Même s’il a souligné l’avantage qu’il peut y avoir à acquérir de l’équipement américain au niveau de la logistique dans le cadre de l’Otan [comme pour le F-35A, ndlr], le général Zorn a aussi laissé – sans doute – un indice sur les intentions de la Bundeswehr au sujet du remplacement de ses chars Leopard 2, Rheinemetall mettant en avant le KF-51 « Panther », présenté comme étant une alternative au MGCS.

Quoi qu’il en soit, également invitée par le DGAP, la ministre allemande de la Défense, Christine Lambrecht, a dit vouloir faire de la Bundeswehr une « institution centrale » étant donné que l’Allemagne doit être prête à assumer un nouveau rôle militaire, afin de renforcer le pôle européen de l’Otan.

« La taille de l’Allemagne, sa position géographique et son poids économique font de nous une puissance de premier plan, que nous le voulions ou non.
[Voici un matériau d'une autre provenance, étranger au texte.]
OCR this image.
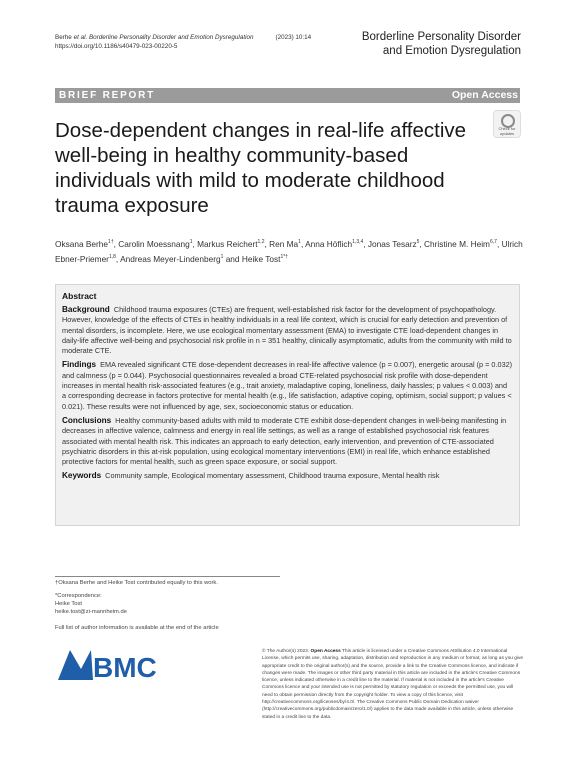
Berhe et al. Borderline Personality Disorder and Emotion Dysregulation	(2023) 10:14
https://doi.org/10.1186/s40479-023-00220-5
Borderline Personality Disorder
and Emotion Dysregulation
BRIEF REPORT	Open Access
Dose-dependent changes in real-life affective well-being in healthy community-based individuals with mild to moderate childhood trauma exposure
Check for updates
Oksana Berhe$^{1\dagger}$, Carolin Moessnang$^1$, Markus Reichert$^{1,2}$, Ren Ma$^1$, Anna Höflich$^{1,3,4}$, Jonas Tesarz$^5$, Christine M. Heim$^{6,7}$, Ulrich Ebner-Priemer$^{1,8}$, Andreas Meyer-Lindenberg$^1$ and Heike Tost$^{1*\dagger}$
Abstract
Background Childhood trauma exposures (CTEs) are frequent, well-established risk factor for the development of psychopathology. However, knowledge of the effects of CTEs in healthy individuals in a real life context, which is crucial for early detection and prevention of mental disorders, is incomplete. Here, we use ecological momentary assessment (EMA) to investigate CTE load-dependent changes in daily-life affective well-being and psychosocial risk profile in n = 351 healthy, clinically asymptomatic, adults from the community with mild to moderate CTE.
Findings EMA revealed significant CTE dose-dependent decreases in real-life affective valence (p = 0.007), energetic arousal (p = 0.032) and calmness (p = 0.044). Psychosocial questionnaires revealed a broad CTE-related psychosocial risk profile with dose-dependent increases in mental health risk-associated features (e.g., trait anxiety, maladaptive coping, loneliness, daily hassles; p values < 0.003) and a corresponding decrease in factors protective for mental health (e.g., life satisfaction, adaptive coping, optimism, social support; p values < 0.021). These results were not influenced by age, sex, socioeconomic status or education.
Conclusions Healthy community-based adults with mild to moderate CTE exhibit dose-dependent changes in well-being manifesting in decreases in affective valence, calmness and energy in real life settings, as well as a range of established psychosocial risk features associated with mental health risk. This indicates an approach to early detection, early intervention, and prevention of CTE-associated psychiatric disorders in this at-risk population, using ecological momentary interventions (EMI) in real life, which enhance established protective factors for mental health, such as green space exposure, or social support.
Keywords Community sample, Ecological momentary assessment, Childhood trauma exposure, Mental health risk
†Oksana Berhe and Heike Tost contributed equally to this work.
*Correspondence:
Heike Tost
heike.tost@zi-mannheim.de
Full list of author information is available at the end of the article
BMC
© The Author(s) 2023. Open Access This article is licensed under a Creative Commons Attribution 4.0 International License, which permits use, sharing, adaptation, distribution and reproduction in any medium or format, as long as you give appropriate credit to the original author(s) and the source, provide a link to the Creative Commons licence, and indicate if changes were made. The images or other third party material in this article are included in the article's Creative Commons licence, unless indicated otherwise in a credit line to the material. If material is not included in the article's Creative Commons licence and your intended use is not permitted by statutory regulation or exceeds the permitted use, you will need to obtain permission directly from the copyright holder. To view a copy of this licence, visit http://creativecommons.org/licenses/by/4.0/. The Creative Commons Public Domain Dedication waiver (http://creativecommons.org/publicdomain/zero/1.0/) applies to the data made available in this article, unless otherwise stated in a credit line to the data.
C’est également le cas pour ce qui est du rôle militaire. Si nous voulons vivre en paix et en liberté à l’avenir, nous devons changer de cap maintenant », a expliqué Mme Lambrecht. Cet aspect doit être développé dans une « stratégie de sécurité nationale », qui sera publiée d’ici la fin de cette année.

Mais en attendant, la ministre a indiqué que la Bundeswehr devrait avoir les moyens de déployer trois divisions, fortes chacune de trois brigades et d’unités complémentaires, d’ici 2030. Soit l’équivalent de 45’000 soldats.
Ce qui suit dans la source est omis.